Avvelenato con il polonio «Putin disse sì, probabilmente»
L’eliminazione col polonio dell’ex agente del Kgb compiuta «probabilmente» su ordine del Cremlino Il governo britannico convoca l’ambasciatore russo. La vedova Marina reclama nuove sanzioni
Fu un delitto di mafia e di Stato. Il presidente Putin in persona «probabilmente approvò» l’uccisione di Alexander Litvinenko ( foto). L’ex agente dei servizi segreti di Mosca, poi fuggito e diventato collaboratore dell’intelligence britannica, fu avvelenato con il polonio 210 a Londra nel 2006 perché aveva cominciato a svelare le trame delle bande criminali e le protezioni del Cremlino. Sono le conclusioni della commissione d’inchiesta del governo inglese. Tensioni con Mosca: convocato l’ambasciatore inglese. «Indagine politicizzata.
Un rapporto di 328 pagine che mette in crisi le relazioni fra Regno Unito e Russia. La conclusione è un’accusa pesantissima: « Prendendo in considerazione tutte le prove e le analisi rese disponibili, reputo che l’operazione del Fsb per uccidere il signor Litvinenko fu probabilmente approvata dal signor Patrushev (ex capo del servizio segreto russo dal 1999 al 2008, ndr) e anche dal presidente Putin». Un delitto ordinato dallo Stato, l’ha definito il premier Cameron.
La firma del rapporto è di sir Robert Owen che ha presieduto la commissione d’inchiesta sull’avvelenamento col polonio 210 di Alexander Litvinenko, avvenuto il primo novembre 2006 al Millennium Hotel a Londra. Ex agente del controspionaggio russo, scappato a Londra nel 2000, entrato nella cerchia degli oppositori a Putin e della dissidenza cecena, in contatto con la giornalista Olga Politkovskaya (uccisa pure lei), Litvinenko stava collaborando con gli 007 britannici e spagnoli. Lo hanno eliminato perché a conoscenza delle trame di corruzione fra mafia russa e alti vertici dello Stato e per dare «un segnale» a chi era considerato un nemico di Putin e della sua cerchia.
Due killer: Andrei Lugovoj e Dmitri Kovtun. Uno agente dei servizi segreti. L’altro ex militare. Lugovoj oggi parlamentare alla Duma e premiato come eroe da Putin. Due i mandanti: l’ex direttore del Fsb (erede del Kgb) e soprattutto lo stesso Vladimir Putin. «Certe operazioni non si fanno senza l’approvazione dall’alto» sottolinea Robert Owen.

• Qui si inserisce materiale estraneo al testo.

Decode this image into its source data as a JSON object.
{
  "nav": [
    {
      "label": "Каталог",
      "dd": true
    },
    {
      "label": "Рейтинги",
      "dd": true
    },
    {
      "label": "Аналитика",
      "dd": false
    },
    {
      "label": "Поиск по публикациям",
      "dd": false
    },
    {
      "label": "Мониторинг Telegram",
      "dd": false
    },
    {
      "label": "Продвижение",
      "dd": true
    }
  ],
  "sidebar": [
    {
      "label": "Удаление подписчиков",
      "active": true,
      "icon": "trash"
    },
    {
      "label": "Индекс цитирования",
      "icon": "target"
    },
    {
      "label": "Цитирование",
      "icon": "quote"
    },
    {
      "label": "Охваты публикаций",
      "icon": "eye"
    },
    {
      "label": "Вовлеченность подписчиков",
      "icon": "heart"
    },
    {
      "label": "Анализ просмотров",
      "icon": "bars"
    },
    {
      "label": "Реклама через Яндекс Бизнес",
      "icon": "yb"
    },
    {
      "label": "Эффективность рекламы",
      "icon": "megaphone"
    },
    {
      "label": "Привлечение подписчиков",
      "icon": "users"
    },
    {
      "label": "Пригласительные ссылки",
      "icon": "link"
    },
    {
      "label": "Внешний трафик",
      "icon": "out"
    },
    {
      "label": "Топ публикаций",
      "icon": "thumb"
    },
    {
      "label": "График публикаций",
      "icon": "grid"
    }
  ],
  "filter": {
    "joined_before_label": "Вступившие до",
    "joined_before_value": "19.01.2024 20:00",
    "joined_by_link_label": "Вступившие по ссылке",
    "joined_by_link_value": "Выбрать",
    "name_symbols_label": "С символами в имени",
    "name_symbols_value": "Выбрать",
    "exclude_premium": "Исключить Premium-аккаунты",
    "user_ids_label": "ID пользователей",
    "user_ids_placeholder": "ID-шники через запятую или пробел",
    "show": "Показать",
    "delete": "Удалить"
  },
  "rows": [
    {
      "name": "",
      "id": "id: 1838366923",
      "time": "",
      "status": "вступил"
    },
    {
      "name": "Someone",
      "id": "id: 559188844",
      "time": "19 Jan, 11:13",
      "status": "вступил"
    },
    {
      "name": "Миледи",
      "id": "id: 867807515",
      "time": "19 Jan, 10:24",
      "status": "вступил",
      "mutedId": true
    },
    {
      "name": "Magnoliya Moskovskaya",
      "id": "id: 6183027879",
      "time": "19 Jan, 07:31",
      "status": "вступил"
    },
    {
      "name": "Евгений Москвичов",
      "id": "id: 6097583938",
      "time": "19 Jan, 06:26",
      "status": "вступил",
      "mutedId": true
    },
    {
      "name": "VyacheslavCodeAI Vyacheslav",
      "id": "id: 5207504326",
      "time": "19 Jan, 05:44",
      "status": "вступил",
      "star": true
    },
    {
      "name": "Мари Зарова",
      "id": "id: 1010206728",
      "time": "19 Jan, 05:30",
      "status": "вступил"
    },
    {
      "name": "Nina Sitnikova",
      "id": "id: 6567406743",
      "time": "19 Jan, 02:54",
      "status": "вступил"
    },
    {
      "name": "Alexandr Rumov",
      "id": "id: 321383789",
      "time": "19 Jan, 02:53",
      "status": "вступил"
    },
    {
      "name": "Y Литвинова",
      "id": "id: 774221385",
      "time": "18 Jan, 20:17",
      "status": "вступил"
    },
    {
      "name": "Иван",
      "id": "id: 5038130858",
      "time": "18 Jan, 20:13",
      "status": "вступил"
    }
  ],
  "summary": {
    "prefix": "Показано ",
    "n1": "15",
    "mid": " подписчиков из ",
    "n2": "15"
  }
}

Fra Londra e Mosca torna la guerra fredda ma non si profila la rottura diplomatica. Il ministero degli Esteri britannico, il Foreign Office, convoca l’ambasciatore Alexander Yakovenko e parla di «indifferenza alla leggi internazionali» da parte russa. «Ciò complicherà le relazioni». Invita Mosca a collaborare «per l’estradizione di Lugovoj» e di assicurare «che simili crimini non siano più commessi». Downing Street rimarca Marina Litvinenko, vedova dell’ex agente segreto Alexander che «un certo tipo di relazione con loro (con la Russia) deve proseguire a causa della crisi siriana, ma ci comporteremo con occhio attento e cuore molto freddo».
Parole che tentano di evitare l’effetto valanga, nonostante la vedova e il figlio di Litvinenko chiedano « sanzioni contro Mosca». Marina Litvinenko si dice «felice» per le conclusioni dell’inchiesta e dell’avvenuto riconoscimento di Putin quale mandante. E insiste affinché siano espulse le spie al servizio del capo di Stato russo. Ma la complicata situazione internazionale impone prudenza, aldilà di ogni protesta ufficiale.
Anche da Mosca si frena. Si proclama innocente, uno dei due killer indicati nel rapporto, Dmitri Kovtun. Il ministero degli Esteri lamenta «la politicizzazione dell’inchiesta» e evidenzia come la gestione di «un caso criminale porti ombre nelle relazioni bilaterali». Putin tace. Interviene un portavoce del Cremlino: «La risposta arriverà attraverso i canali diplomatici». E aggiunge: «Questo rapporto avvelena i nostri rapporti con Londra». Un verbo, avvelena, che suona molto male. La crisi c’è ma nessuno ha voglia di strappi.